The Capacity Market will soon be back in play after the European Commission approved it. Energy companies with agreements are looking forward to getting paid.
The market was suspended last year following a legal ruling by the European Court of Justice that the Commission did not conduct an in-depth investigation into aspects of compliance with State Aid rules.
The case was bought by Tempus Energy, which argued demand-side response was treated unfairly because it cannot currently bid for agreements longer than a year. New build generation can bid for 15-year agreements.
Announcing its decision, the Commission said it “did not find any evidence that the scheme would put demand response operators or any other capacity providers at a disadvantage with respect to their participation in the scheme”.
It also noted that the UK government has “committed to implementing certain improvements to the scheme for the future” with regards to minimum capacity entry thresholds, rules for new types of capacity and access to long-term contracts.

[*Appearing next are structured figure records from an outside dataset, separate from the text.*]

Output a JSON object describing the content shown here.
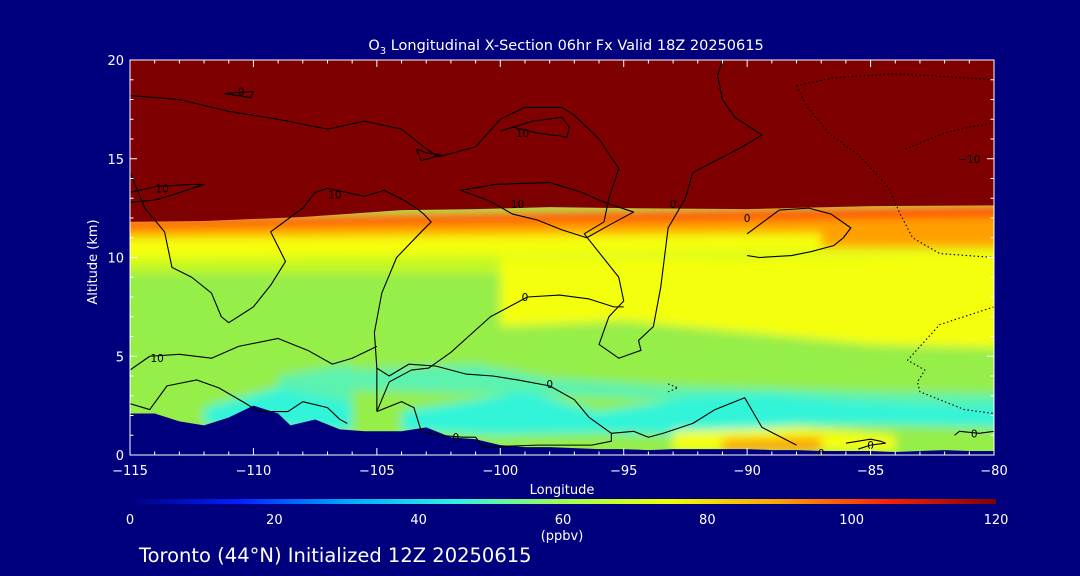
{
  "background_color": "#00007f",
  "chart_data": {
    "type": "heatmap",
    "title_prefix": "O",
    "title_subscript": "3",
    "title_rest": " Longitudinal X-Section 06hr  Fx Valid 18Z 20250615",
    "xlabel": "Longitude",
    "ylabel": "Altitude (km)",
    "xlim": [
      -115,
      -80
    ],
    "ylim": [
      0,
      20
    ],
    "x_ticks": [
      -115,
      -110,
      -105,
      -100,
      -95,
      -90,
      -85,
      -80
    ],
    "x_tick_labels": [
      "−115",
      "−110",
      "−105",
      "−100",
      "−95",
      "−90",
      "−85",
      "−80"
    ],
    "y_ticks": [
      0,
      5,
      10,
      15,
      20
    ],
    "y_tick_labels": [
      "0",
      "5",
      "10",
      "15",
      "20"
    ],
    "colorbar": {
      "ticks": [
        0,
        20,
        40,
        60,
        80,
        100,
        120
      ],
      "tick_labels": [
        "0",
        "20",
        "40",
        "60",
        "80",
        "100",
        "120"
      ],
      "units": "(ppbv)",
      "colors": [
        "#00007f",
        "#0020ff",
        "#00a8ff",
        "#30f0e0",
        "#a0ff50",
        "#f0ff00",
        "#ffa000",
        "#ff2000",
        "#800000"
      ]
    },
    "field_colors": {
      "stratosphere": "#7f0000",
      "tropopause_red": "#ff3000",
      "orange": "#ffa000",
      "yellow": "#f4ff10",
      "yellow_green": "#c4f820",
      "green": "#96ee48",
      "cyan_green": "#5cf2b0",
      "cyan": "#30f4d8",
      "terrain": "#00007f"
    },
    "terrain_profile": {
      "x": [
        -115,
        -114,
        -113,
        -112,
        -111,
        -110,
        -109,
        -108.5,
        -107.5,
        -106.5,
        -105.5,
        -104,
        -103,
        -102,
        -101,
        -100,
        -99,
        -98,
        -97,
        -96,
        -95,
        -94,
        -93,
        -92,
        -91,
        -90,
        -89,
        -88,
        -87,
        -86,
        -85,
        -84,
        -83,
        -82,
        -81,
        -80
      ],
      "y": [
        2.1,
        2.1,
        1.7,
        1.5,
        1.9,
        2.5,
        2.1,
        1.5,
        1.8,
        1.3,
        1.2,
        1.2,
        1.4,
        0.9,
        0.8,
        0.5,
        0.4,
        0.4,
        0.35,
        0.3,
        0.3,
        0.25,
        0.3,
        0.3,
        0.3,
        0.3,
        0.25,
        0.25,
        0.2,
        0.2,
        0.2,
        0.15,
        0.2,
        0.25,
        0.2,
        0.2
      ]
    },
    "contour_labels": [
      {
        "text": "0",
        "x": -110.5,
        "y": 18.4
      },
      {
        "text": "10",
        "x": -99.1,
        "y": 16.3
      },
      {
        "text": "10",
        "x": -113.7,
        "y": 13.5
      },
      {
        "text": "10",
        "x": -106.7,
        "y": 13.2
      },
      {
        "text": "10",
        "x": -99.3,
        "y": 12.7
      },
      {
        "text": "0",
        "x": -93.0,
        "y": 12.7
      },
      {
        "text": "0",
        "x": -90.0,
        "y": 12.0
      },
      {
        "text": "0",
        "x": -99.0,
        "y": 8.0
      },
      {
        "text": "10",
        "x": -113.9,
        "y": 4.9
      },
      {
        "text": "0",
        "x": -98.0,
        "y": 3.6
      },
      {
        "text": "0",
        "x": -101.8,
        "y": 0.9
      },
      {
        "text": "0",
        "x": -85.0,
        "y": 0.5
      },
      {
        "text": "0",
        "x": -87.0,
        "y": 0.1
      },
      {
        "text": "0",
        "x": -80.8,
        "y": 1.1
      },
      {
        "text": "−10",
        "x": -81.0,
        "y": 15.0
      }
    ],
    "contour_lines": [
      {
        "style": "solid",
        "points": [
          [
            -115,
            18.2
          ],
          [
            -113,
            18.0
          ],
          [
            -111,
            17.4
          ],
          [
            -109,
            17.0
          ],
          [
            -107,
            16.5
          ],
          [
            -105.5,
            16.9
          ],
          [
            -104,
            16.5
          ],
          [
            -103,
            15.5
          ],
          [
            -102.5,
            15.1
          ],
          [
            -101,
            15.6
          ],
          [
            -100,
            17.0
          ],
          [
            -99,
            17.6
          ],
          [
            -97.5,
            17.6
          ],
          [
            -97,
            17.2
          ],
          [
            -96,
            16.0
          ],
          [
            -95.2,
            14.5
          ],
          [
            -95.6,
            13.0
          ],
          [
            -95.8,
            11.8
          ],
          [
            -96.6,
            11.2
          ],
          [
            -95.2,
            9.0
          ],
          [
            -95,
            7.8
          ],
          [
            -95.6,
            7.0
          ],
          [
            -96,
            5.6
          ],
          [
            -95.2,
            4.9
          ],
          [
            -94.3,
            5.3
          ],
          [
            -94.4,
            5.8
          ],
          [
            -93.8,
            6.5
          ],
          [
            -93.5,
            8.5
          ],
          [
            -93.2,
            11.5
          ],
          [
            -92.5,
            13.0
          ],
          [
            -92.2,
            14.3
          ],
          [
            -90.2,
            15.6
          ],
          [
            -89.4,
            16.2
          ],
          [
            -90.5,
            17.1
          ],
          [
            -91.0,
            18.0
          ],
          [
            -91.2,
            19.2
          ],
          [
            -91.0,
            20.0
          ]
        ]
      },
      {
        "style": "solid",
        "points": [
          [
            -115,
            14.3
          ],
          [
            -114.4,
            12.5
          ],
          [
            -113.6,
            11.3
          ],
          [
            -113.3,
            9.5
          ],
          [
            -112.5,
            9.0
          ],
          [
            -111.7,
            8.2
          ],
          [
            -111.3,
            7.0
          ],
          [
            -111.0,
            6.7
          ],
          [
            -110.0,
            7.5
          ],
          [
            -109.3,
            8.6
          ],
          [
            -108.7,
            9.8
          ],
          [
            -109.3,
            11.3
          ],
          [
            -108.0,
            12.5
          ],
          [
            -107.5,
            13.3
          ],
          [
            -107.0,
            13.5
          ],
          [
            -105.5,
            13.1
          ],
          [
            -104.7,
            13.4
          ],
          [
            -103.9,
            12.9
          ],
          [
            -103.4,
            12.5
          ],
          [
            -103.1,
            12.2
          ],
          [
            -102.8,
            11.8
          ],
          [
            -103.2,
            11.3
          ],
          [
            -104.2,
            10.0
          ],
          [
            -104.8,
            8.2
          ],
          [
            -105.1,
            6.2
          ],
          [
            -105.0,
            4.4
          ],
          [
            -105.0,
            2.2
          ]
        ]
      },
      {
        "style": "solid",
        "points": [
          [
            -115,
            13.3
          ],
          [
            -113.9,
            13.6
          ],
          [
            -112.5,
            13.7
          ],
          [
            -112.0,
            13.7
          ],
          [
            -113.2,
            13.2
          ],
          [
            -114.0,
            12.9
          ],
          [
            -115,
            12.8
          ]
        ]
      },
      {
        "style": "solid",
        "points": [
          [
            -111.2,
            18.3
          ],
          [
            -110.1,
            18.1
          ],
          [
            -110.0,
            18.4
          ],
          [
            -111.2,
            18.3
          ]
        ]
      },
      {
        "style": "solid",
        "points": [
          [
            -103.4,
            15.5
          ],
          [
            -103.0,
            15.3
          ],
          [
            -102.4,
            15.2
          ],
          [
            -103.2,
            14.9
          ],
          [
            -103.4,
            15.5
          ]
        ]
      },
      {
        "style": "solid",
        "points": [
          [
            -100.0,
            16.4
          ],
          [
            -98.7,
            16.9
          ],
          [
            -97.5,
            17.1
          ],
          [
            -97.2,
            16.6
          ],
          [
            -97.3,
            16.1
          ],
          [
            -98.5,
            16.3
          ],
          [
            -99.5,
            16.6
          ],
          [
            -100.0,
            16.4
          ]
        ]
      },
      {
        "style": "solid",
        "points": [
          [
            -101.6,
            13.4
          ],
          [
            -100.2,
            13.7
          ],
          [
            -98.0,
            13.8
          ],
          [
            -96.7,
            13.3
          ],
          [
            -95.8,
            12.8
          ],
          [
            -94.6,
            12.3
          ],
          [
            -95.5,
            11.7
          ],
          [
            -96.5,
            11.0
          ],
          [
            -97.5,
            11.4
          ],
          [
            -98.5,
            11.9
          ],
          [
            -99.5,
            12.2
          ],
          [
            -100.5,
            12.9
          ],
          [
            -101.6,
            13.4
          ]
        ]
      },
      {
        "style": "solid",
        "points": [
          [
            -115,
            4.3
          ],
          [
            -114.2,
            5.0
          ],
          [
            -113.0,
            5.1
          ],
          [
            -111.7,
            4.9
          ],
          [
            -110.6,
            5.5
          ],
          [
            -109.0,
            5.9
          ],
          [
            -107.8,
            5.3
          ],
          [
            -106.8,
            4.6
          ],
          [
            -106.0,
            4.9
          ],
          [
            -105.0,
            5.5
          ]
        ]
      },
      {
        "style": "solid",
        "points": [
          [
            -105.0,
            2.2
          ],
          [
            -104.0,
            2.7
          ],
          [
            -103.5,
            2.4
          ],
          [
            -103.2,
            1.2
          ],
          [
            -102.5,
            1.0
          ],
          [
            -101.5,
            0.9
          ],
          [
            -101.0,
            0.9
          ],
          [
            -100.7,
            0.4
          ],
          [
            -98.5,
            0.5
          ],
          [
            -96.3,
            0.5
          ],
          [
            -95.5,
            0.7
          ],
          [
            -95.5,
            1.1
          ],
          [
            -96.4,
            1.9
          ],
          [
            -97.0,
            2.8
          ],
          [
            -98.0,
            3.5
          ],
          [
            -99.3,
            3.8
          ],
          [
            -100.3,
            4.0
          ],
          [
            -101.4,
            4.1
          ],
          [
            -102.6,
            4.5
          ],
          [
            -103.7,
            4.6
          ],
          [
            -104.5,
            4.0
          ],
          [
            -105.0,
            4.4
          ]
        ]
      },
      {
        "style": "solid",
        "points": [
          [
            -115,
            2.6
          ],
          [
            -114.2,
            2.3
          ],
          [
            -113.5,
            3.5
          ],
          [
            -112.3,
            3.8
          ],
          [
            -111.4,
            3.4
          ],
          [
            -110.3,
            2.6
          ],
          [
            -109.8,
            2.2
          ],
          [
            -108.6,
            2.2
          ],
          [
            -108.0,
            2.7
          ],
          [
            -107.0,
            2.4
          ],
          [
            -106.5,
            1.8
          ],
          [
            -106.2,
            1.6
          ]
        ]
      },
      {
        "style": "solid",
        "points": [
          [
            -105.0,
            2.2
          ],
          [
            -104.5,
            3.7
          ],
          [
            -103.6,
            4.3
          ],
          [
            -102.9,
            4.4
          ],
          [
            -102.0,
            5.2
          ],
          [
            -101.2,
            6.1
          ],
          [
            -100.4,
            7.0
          ],
          [
            -98.9,
            8.0
          ],
          [
            -97.6,
            8.1
          ],
          [
            -96.4,
            7.9
          ],
          [
            -95.4,
            7.5
          ],
          [
            -95.0,
            7.5
          ]
        ]
      },
      {
        "style": "solid",
        "points": [
          [
            -90.0,
            11.2
          ],
          [
            -88.7,
            12.4
          ],
          [
            -87.5,
            12.5
          ],
          [
            -86.6,
            12.2
          ],
          [
            -85.8,
            11.5
          ],
          [
            -86.1,
            11.0
          ],
          [
            -86.5,
            10.6
          ],
          [
            -87.4,
            10.3
          ],
          [
            -88.2,
            10.1
          ],
          [
            -89.5,
            10.0
          ],
          [
            -90.0,
            10.1
          ]
        ]
      },
      {
        "style": "solid",
        "points": [
          [
            -88.0,
            0.5
          ],
          [
            -89.4,
            1.4
          ],
          [
            -90.1,
            2.9
          ],
          [
            -91.3,
            2.3
          ],
          [
            -92.2,
            1.6
          ],
          [
            -93.4,
            1.1
          ],
          [
            -94.0,
            0.9
          ],
          [
            -94.6,
            1.2
          ],
          [
            -95.5,
            1.1
          ]
        ]
      },
      {
        "style": "solid",
        "points": [
          [
            -86.0,
            0.6
          ],
          [
            -85.0,
            0.8
          ],
          [
            -84.6,
            0.7
          ],
          [
            -84.4,
            0.6
          ],
          [
            -85.0,
            0.5
          ],
          [
            -85.5,
            0.3
          ]
        ]
      },
      {
        "style": "solid",
        "points": [
          [
            -81.6,
            1.0
          ],
          [
            -81.4,
            1.2
          ],
          [
            -80.6,
            1.1
          ],
          [
            -80.0,
            1.2
          ]
        ]
      },
      {
        "style": "dotted",
        "points": [
          [
            -88.0,
            18.7
          ],
          [
            -86.5,
            19.1
          ],
          [
            -84.0,
            19.3
          ],
          [
            -82.5,
            19.2
          ],
          [
            -80.0,
            19.0
          ]
        ]
      },
      {
        "style": "dotted",
        "points": [
          [
            -88.0,
            18.7
          ],
          [
            -87.6,
            17.7
          ],
          [
            -86.7,
            16.3
          ],
          [
            -85.5,
            15.2
          ],
          [
            -84.3,
            13.6
          ],
          [
            -83.8,
            12.2
          ],
          [
            -83.3,
            11.0
          ],
          [
            -82.2,
            10.2
          ],
          [
            -80.0,
            10.0
          ]
        ]
      },
      {
        "style": "dotted",
        "points": [
          [
            -83.6,
            15.5
          ],
          [
            -82.0,
            16.3
          ],
          [
            -81.0,
            16.6
          ],
          [
            -80.0,
            16.8
          ]
        ]
      },
      {
        "style": "dotted",
        "points": [
          [
            -80.0,
            7.5
          ],
          [
            -82.2,
            6.6
          ],
          [
            -83.5,
            4.8
          ],
          [
            -82.8,
            4.3
          ],
          [
            -83.1,
            3.7
          ],
          [
            -83.0,
            3.2
          ],
          [
            -81.2,
            2.3
          ],
          [
            -80.0,
            2.1
          ]
        ]
      },
      {
        "style": "dotted",
        "points": [
          [
            -93.2,
            3.6
          ],
          [
            -92.8,
            3.4
          ],
          [
            -93.2,
            3.2
          ]
        ]
      }
    ]
  },
  "footer": {
    "location_text": "Toronto (44°N) Initialized 12Z 20250615"
  }
}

Beis agreed to look into the case for longer term contracts for DSR within the five-year review, but has yet to announce any changes.
Energy secretary Andrea Leadsom said the department “will shortly consult on arrangements for implementing these commitments”.

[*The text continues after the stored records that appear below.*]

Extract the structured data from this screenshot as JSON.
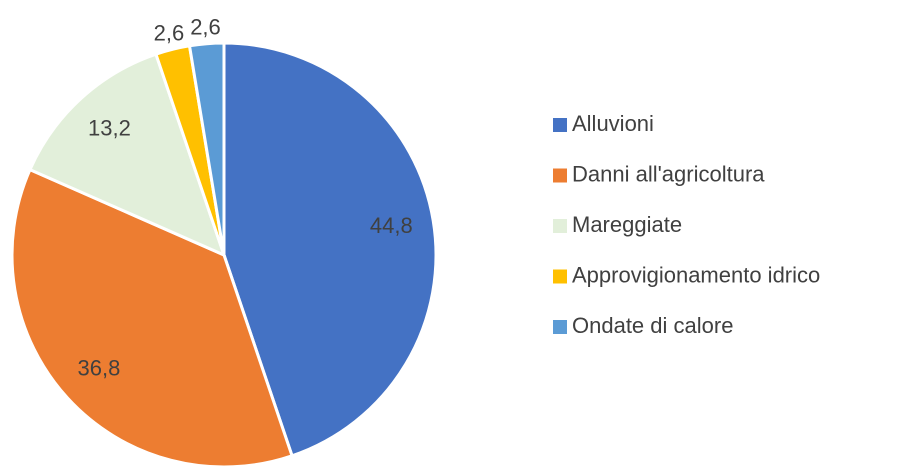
{
  "chart_data": {
    "type": "pie",
    "categories": [
      "Alluvioni",
      "Danni all'agricoltura",
      "Mareggiate",
      "Approvigionamento idrico",
      "Ondate di calore"
    ],
    "values": [
      44.8,
      36.8,
      13.2,
      2.6,
      2.6
    ],
    "value_labels": [
      "44,8",
      "36,8",
      "13,2",
      "2,6",
      "2,6"
    ],
    "colors": [
      "#4472c4",
      "#ed7d31",
      "#e2efda",
      "#ffc000",
      "#5b9bd5"
    ],
    "legend": "right"
  }
}
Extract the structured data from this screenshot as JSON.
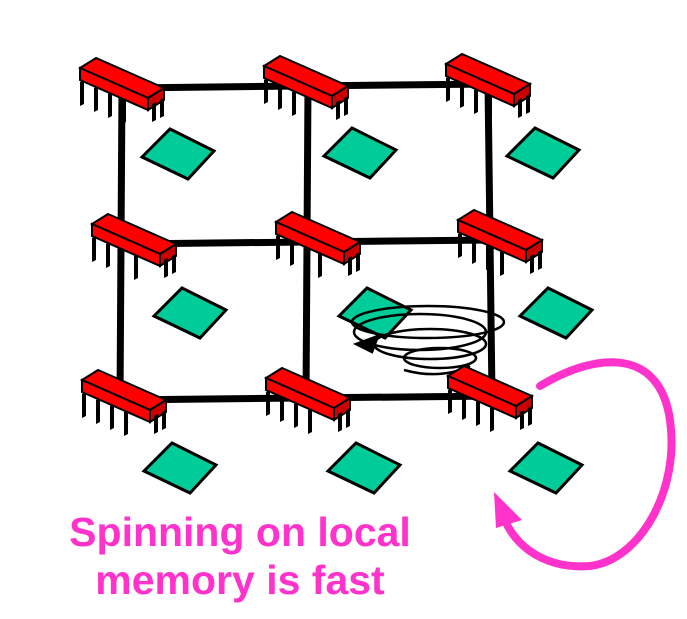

The reinstatement means energy companies will get the money withheld during the market’s suspension. That represents around a £1bn for last winter.
Meanwhile the provisional agreements awarded in July are now rubber stamped, and the three auctions scheduled for early next year are set to proceed.
It also means Tempus Energy’s bid to enforce the November judgement via a Judicial Review set to commence next month is now dead.
Meanwhile energy suppliers that have not paid the Capacity Market charge while it was suspended will have to pay up, which may prove a challenge for those already to struggling to pay levies.